Quentin Tarantino ist ein Meister seines Fachs, für manche gar ein Genie. Es gibt nur wenige Regisseure, deren Handschrift so leicht erkennbar ist. Expressive Gewalt, überstilisierte Inszenierung, teils ergreifende, teils belanglose aber stets großartige Dialoge. Das macht ihn zu einem der einflussreichsten Autorenfilmer der letzten 30 Jahre.

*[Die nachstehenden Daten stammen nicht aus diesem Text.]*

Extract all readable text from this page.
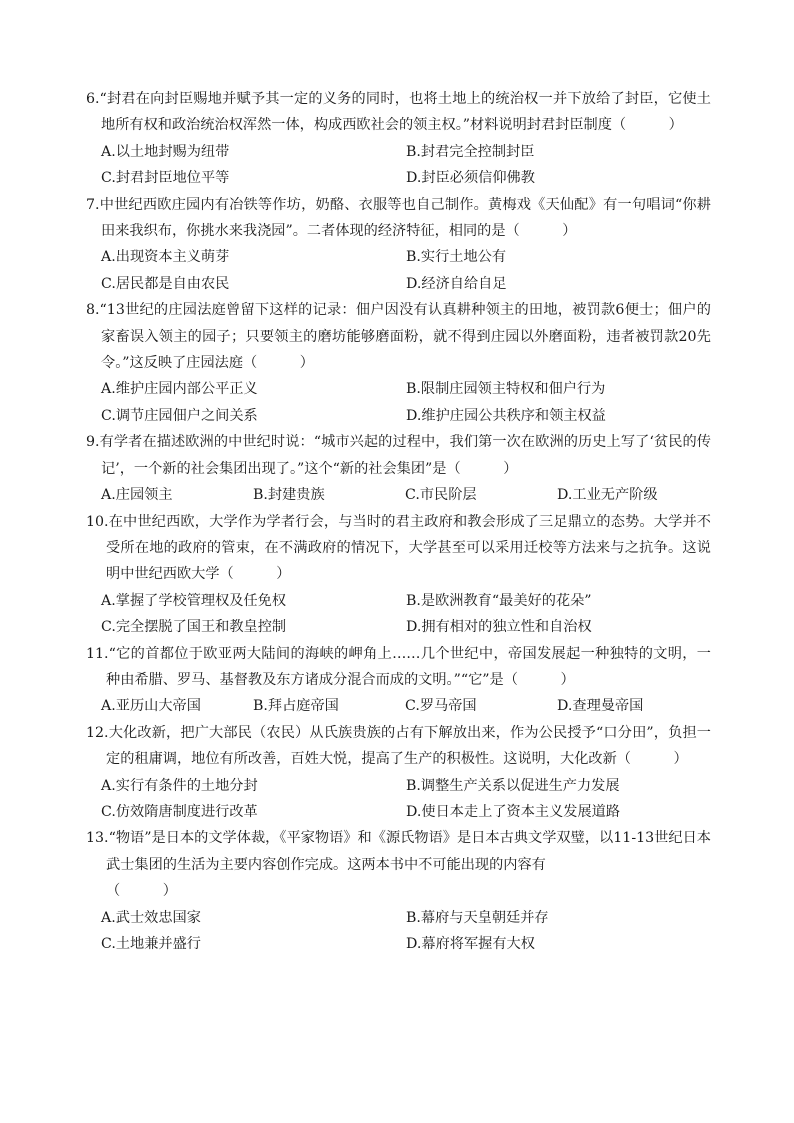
6.“封君在向封臣赐地并赋予其一定的义务的同时，也将土地上的统治权一并下放给了封臣，它使土地所有权和政治统治权浑然一体，构成西欧社会的领主权。”材料说明封君封臣制度（　　　）
A.以土地封赐为纽带	B.封君完全控制封臣
C.封君封臣地位平等	D.封臣必须信仰佛教
7.中世纪西欧庄园内有冶铁等作坊，奶酪、衣服等也自己制作。黄梅戏《天仙配》有一句唱词“你耕田来我织布，你挑水来我浇园”。二者体现的经济特征，相同的是（　　　）
A.出现资本主义萌芽	B.实行土地公有
C.居民都是自由农民	D.经济自给自足
8.“13世纪的庄园法庭曾留下这样的记录：佃户因没有认真耕种领主的田地，被罚款6便士；佃户的家畜误入领主的园子；只要领主的磨坊能够磨面粉，就不得到庄园以外磨面粉，违者被罚款20先令。”这反映了庄园法庭（　　　）
A.维护庄园内部公平正义	B.限制庄园领主特权和佃户行为
C.调节庄园佃户之间关系	D.维护庄园公共秩序和领主权益
9.有学者在描述欧洲的中世纪时说：“城市兴起的过程中，我们第一次在欧洲的历史上写了‘贫民的传记’，一个新的社会集团出现了。”这个“新的社会集团”是（　　　）
A.庄园领主	B.封建贵族	C.市民阶层	D.工业无产阶级
10.在中世纪西欧，大学作为学者行会，与当时的君主政府和教会形成了三足鼎立的态势。大学并不受所在地的政府的管束，在不满政府的情况下，大学甚至可以采用迁校等方法来与之抗争。这说明中世纪西欧大学（　　　）
A.掌握了学校管理权及任免权	B.是欧洲教育“最美好的花朵”
C.完全摆脱了国王和教皇控制	D.拥有相对的独立性和自治权
11.“它的首都位于欧亚两大陆间的海峡的岬角上……几个世纪中，帝国发展起一种独特的文明，一种由希腊、罗马、基督教及东方诸成分混合而成的文明。”“它”是（　　　）
A.亚历山大帝国	B.拜占庭帝国	C.罗马帝国	D.查理曼帝国
12.大化改新，把广大部民（农民）从氏族贵族的占有下解放出来，作为公民授予“口分田”，负担一定的租庸调，地位有所改善，百姓大悦，提高了生产的积极性。这说明，大化改新（　　　）
A.实行有条件的土地分封	B.调整生产关系以促进生产力发展
C.仿效隋唐制度进行改革	D.使日本走上了资本主义发展道路
13.“物语”是日本的文学体裁，《平家物语》和《源氏物语》是日本古典文学双璧，以11-13世纪日本武士集团的生活为主要内容创作完成。这两本书中不可能出现的内容有
（　　　）
A.武士效忠国家	B.幕府与天皇朝廷并存
C.土地兼并盛行	D.幕府将军握有大权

Die künstlerische Freiheit verleiht den Filmen von Quentin Tarantino das bestimmte Etwas. Drehbuch, Regie und Schnitt – alles läuft unter der kreativen Leitung des Mannes mit dem markanten Kinn zusammen. Dadurch harmonieren die verschiedenen Elemente so gut miteinander und daraus ergibt sich wiederum der Tarantino-Stil.

Umso erstaunlicher, dass die Szene, die den Geist Tarantinos atmet wie vielleicht keine andere, gar nicht von dem Autorenfilmer selbst stammt. Er gab sie lediglich in Auftrag und baute sie schließlich in Kill Bill: Volume 1 ein.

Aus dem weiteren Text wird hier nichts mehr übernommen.